Authored by Douglas Mefford in Africa
Published on 05-25-2009
For a continent so rich in natural resources and the population to work them, Africa seems to be perpetually mired in the most debilitating levels of poverty in the world. The reasons for this are many and often interrelated but a few major problems stand out to prevent this ancient land from rising to the levels of modern life it should have.
War breeds poverty as no other product of man can do. One in every five Africans live in a country rife with armed conflict. From local warlords seeking to expand their control to national armies clashing with their neighbors or their own citizenry truly the people can barely grow food enough to feed themselves. War destroys the infrastructure and prevents a buildup of any beneficial works that may raise their people out of their condition.

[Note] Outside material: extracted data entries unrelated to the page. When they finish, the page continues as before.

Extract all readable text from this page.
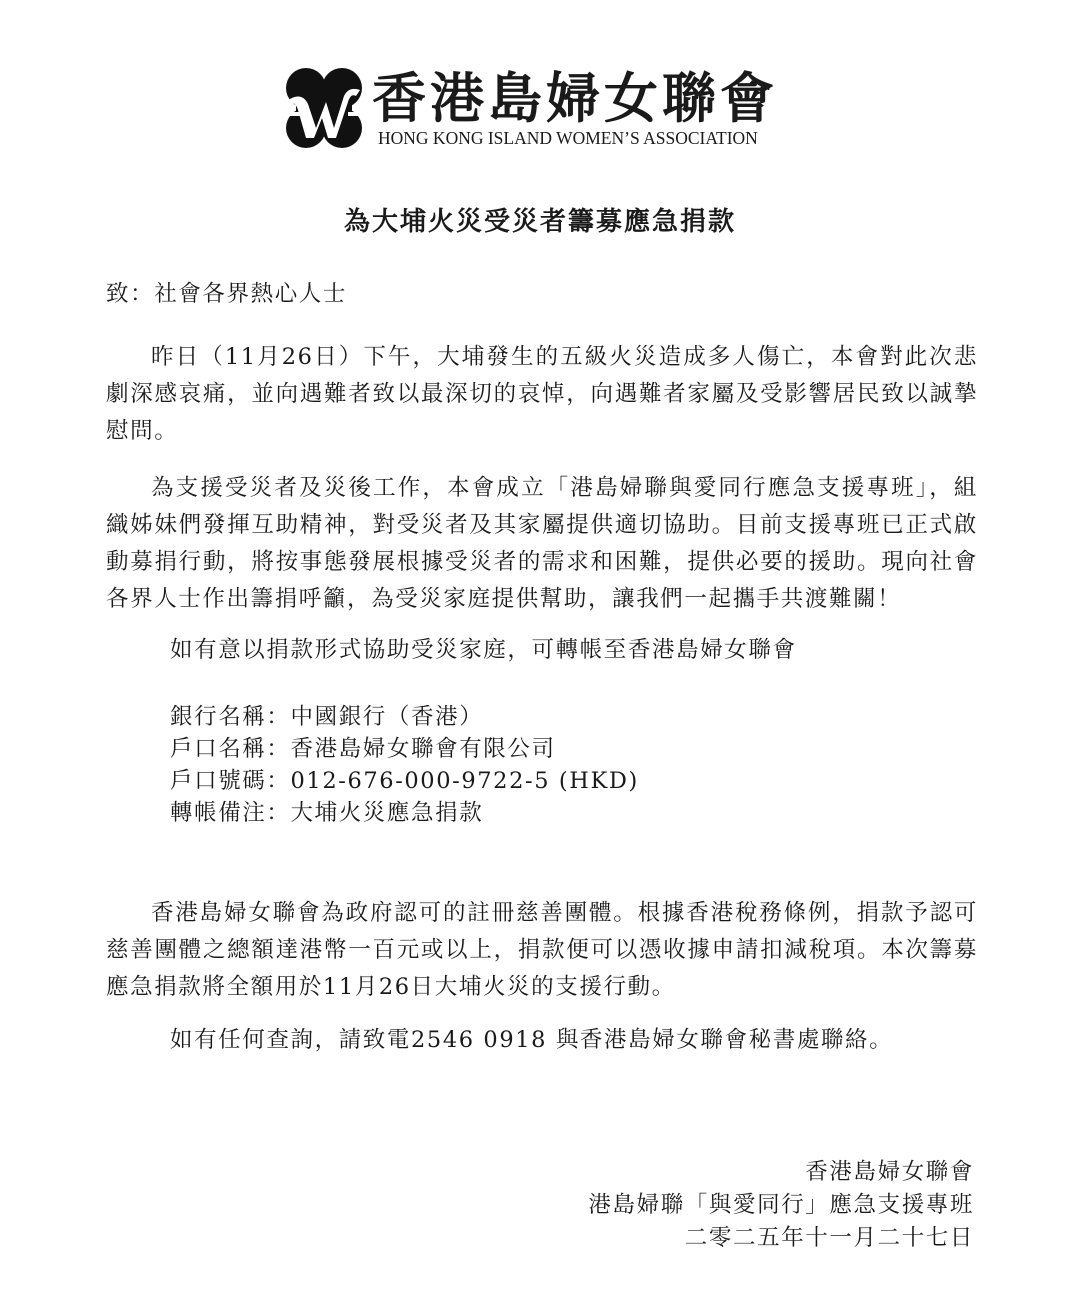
香港島婦女聯會
HONG KONG ISLAND WOMEN’S ASSOCIATION
為大埔火災受災者籌募應急捐款
致：社會各界熱心人士
昨日（11月26日）下午，大埔發生的五級火災造成多人傷亡，本會對此次悲劇深感哀痛，並向遇難者致以最深切的哀悼，向遇難者家屬及受影響居民致以誠摯慰問。
為支援受災者及災後工作，本會成立「港島婦聯與愛同行應急支援專班」，組織姊妹們發揮互助精神，對受災者及其家屬提供適切協助。目前支援專班已正式啟動募捐行動，將按事態發展根據受災者的需求和困難，提供必要的援助。現向社會各界人士作出籌捐呼籲，為受災家庭提供幫助，讓我們一起攜手共渡難關！
如有意以捐款形式協助受災家庭，可轉帳至香港島婦女聯會
銀行名稱：中國銀行（香港）
戶口名稱：香港島婦女聯會有限公司
戶口號碼：012-676-000-9722-5 (HKD)
轉帳備注：大埔火災應急捐款
香港島婦女聯會為政府認可的註冊慈善團體。根據香港稅務條例，捐款予認可慈善團體之總額達港幣一百元或以上，捐款便可以憑收據申請扣減稅項。本次籌募應急捐款將全額用於11月26日大埔火災的支援行動。
如有任何查詢，請致電2546 0918 與香港島婦女聯會秘書處聯絡。
香港島婦女聯會
港島婦聯「與愛同行」應急支援專班
二零二五年十一月二十七日
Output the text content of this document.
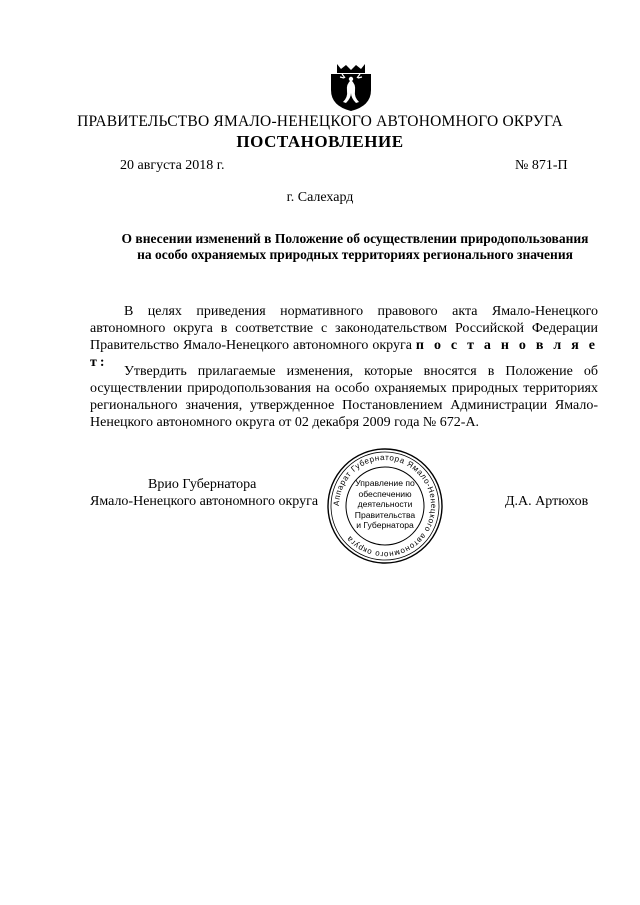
ПРАВИТЕЛЬСТВО ЯМАЛО-НЕНЕЦКОГО АВТОНОМНОГО ОКРУГА
ПОСТАНОВЛЕНИЕ
20 августа 2018 г.	№ 871-П
г. Салехард
О внесении изменений в Положение об осуществлении природопользования на особо охраняемых природных территориях регионального значения
В целях приведения нормативного правового акта Ямало-Ненецкого автономного округа в соответствие с законодательством Российской Федерации Правительство Ямало-Ненецкого автономного округа п о с т а н о в л я е т:
Утвердить прилагаемые изменения, которые вносятся в Положение об осуществлении природопользования на особо охраняемых природных территориях регионального значения, утвержденное Постановлением Администрации Ямало-Ненецкого автономного округа от 02 декабря 2009 года № 672-А.
Врио Губернатора
Ямало-Ненецкого автономного округа	Д.А. Артюхов
Аппарат Губернатора Ямало-Ненецкого автономного округа
Управление по
обеспечению
деятельности
Правительства
и Губернатора
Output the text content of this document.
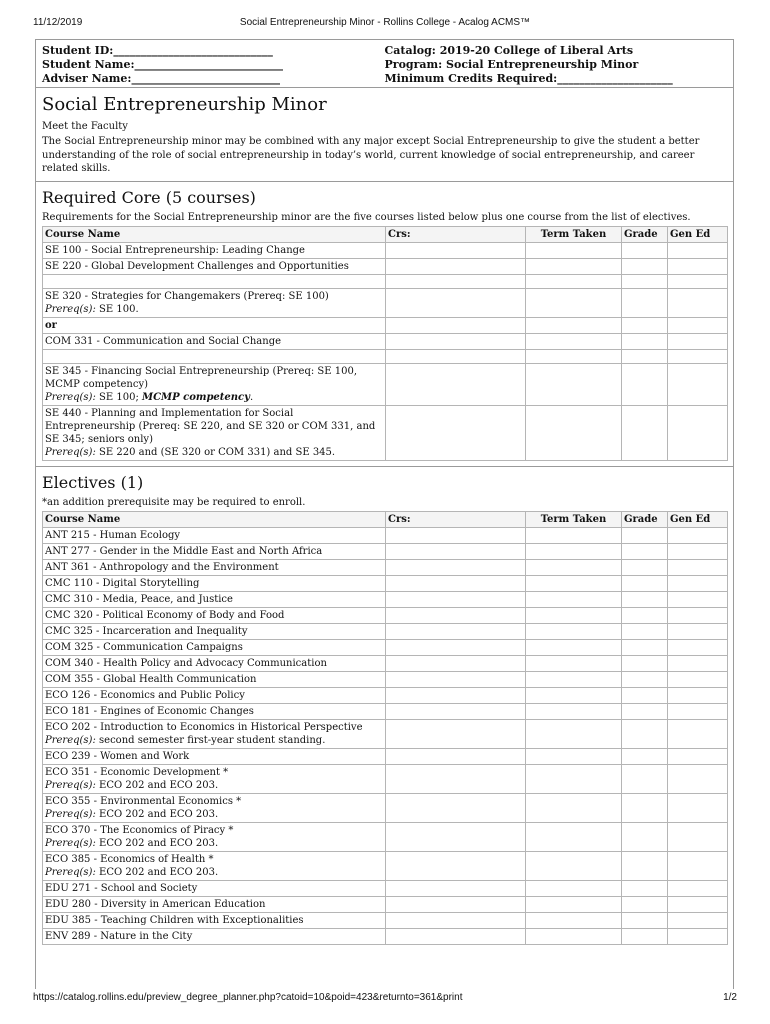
11/12/2019	Social Entrepreneurship Minor - Rollins College - Acalog ACMS™
Student ID:_____________________________
Student Name:___________________________
Adviser Name:___________________________
Catalog: 2019-20 College of Liberal Arts
Program: Social Entrepreneurship Minor
Minimum Credits Required:_____________________
Social Entrepreneurship Minor
Meet the Faculty
The Social Entrepreneurship minor may be combined with any major except Social Entrepreneurship to give the student a better understanding of the role of social entrepreneurship in today’s world, current knowledge of social entrepreneurship, and career related skills.
Required Core (5 courses)
Requirements for the Social Entrepreneurship minor are the five courses listed below plus one course from the list of electives.
Course Name	Crs:	Term Taken	Grade	Gen Ed
SE 100 - Social Entrepreneurship: Leading Change				
SE 220 - Global Development Challenges and Opportunities				

SE 320 - Strategies for Changemakers (Prereq: SE 100)
Prereq(s): SE 100.				

or				
COM 331 - Communication and Social Change				

SE 345 - Financing Social Entrepreneurship (Prereq: SE 100, MCMP competency)
Prereq(s): SE 100; MCMP competency.				

SE 440 - Planning and Implementation for Social Entrepreneurship (Prereq: SE 220, and SE 320 or COM 331, and SE 345; seniors only)
Prereq(s): SE 220 and (SE 320 or COM 331) and SE 345.				

Electives (1)
*an addition prerequisite may be required to enroll.
Course Name	Crs:	Term Taken	Grade	Gen Ed

ANT 215 - Human Ecology				

ANT 277 - Gender in the Middle East and North Africa				

ANT 361 - Anthropology and the Environment				

CMC 110 - Digital Storytelling				

CMC 310 - Media, Peace, and Justice				

CMC 320 - Political Economy of Body and Food				

CMC 325 - Incarceration and Inequality				

COM 325 - Communication Campaigns				

COM 340 - Health Policy and Advocacy Communication				

COM 355 - Global Health Communication				

ECO 126 - Economics and Public Policy				

ECO 181 - Engines of Economic Changes				

ECO 202 - Introduction to Economics in Historical Perspective
Prereq(s): second semester first-year student standing.				

ECO 239 - Women and Work				

ECO 351 - Economic Development *
Prereq(s): ECO 202 and ECO 203.				

ECO 355 - Environmental Economics *
Prereq(s): ECO 202 and ECO 203.				

ECO 370 - The Economics of Piracy *
Prereq(s): ECO 202 and ECO 203.				

ECO 385 - Economics of Health *
Prereq(s): ECO 202 and ECO 203.				

EDU 271 - School and Society				

EDU 280 - Diversity in American Education				

EDU 385 - Teaching Children with Exceptionalities				

ENV 289 - Nature in the City				

https://catalog.rollins.edu/preview_degree_planner.php?catoid=10&poid=423&returnto=361&print	1/2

The basic farming policies of most of the nations of Africa are set up, not to promote and subsidize increases in agriculture and higher yields, but to milk all the profits possible from outmoded methods and subsistence farmers. With increasing export and commodity taxes levied against what crops are raised, the level of production drops and the overtaxed farmers fail to keep up with basic food growth for themselves. With perpetually empty treasuries, many African nations have to sell what little they do produce just to keep up with the loans they have made from international banks. This leads to less availability to the credit needed to invest in improvements to their country’s basic services.
The great incidence of disease coupled with little or no health care also takes a toll on the population and their ability to increase their efforts to rise out of an endemic poverty. According to the United Nations, easily two million people die annually just from AIDS with another 24 million becoming infected with the HIV virus. Poor sanitation methods add another two million deaths a year, mostly with their young, from malaria. With the new generation being at such high risk and a lack of hope for a long and productive life there is less incentive for striving beyond the day to day existence.
The lack of education hampers the rise out of poverty for the continent’s people. Knowledge can find solutions to many of the problems facing Africa’s people, but the never-ending wars, disease, social problems and lack of infrastructure prevent them from being able to gain the insights needed. What schools that do exist usually require fees that are above the average family’s ability to pay. Barely half the school-aged children ever get to attend even the most rudimentary learning facilities. This makes an estimated 40 to 45 million children who will never be able to find any but the most basic subsistence employment.
The world tries to help all it can but there is only so much outside aid can accomplish. It is ultimately the responsibility of Africa’s people to end the wars and petty struggles that keep industry as impoverished as its people.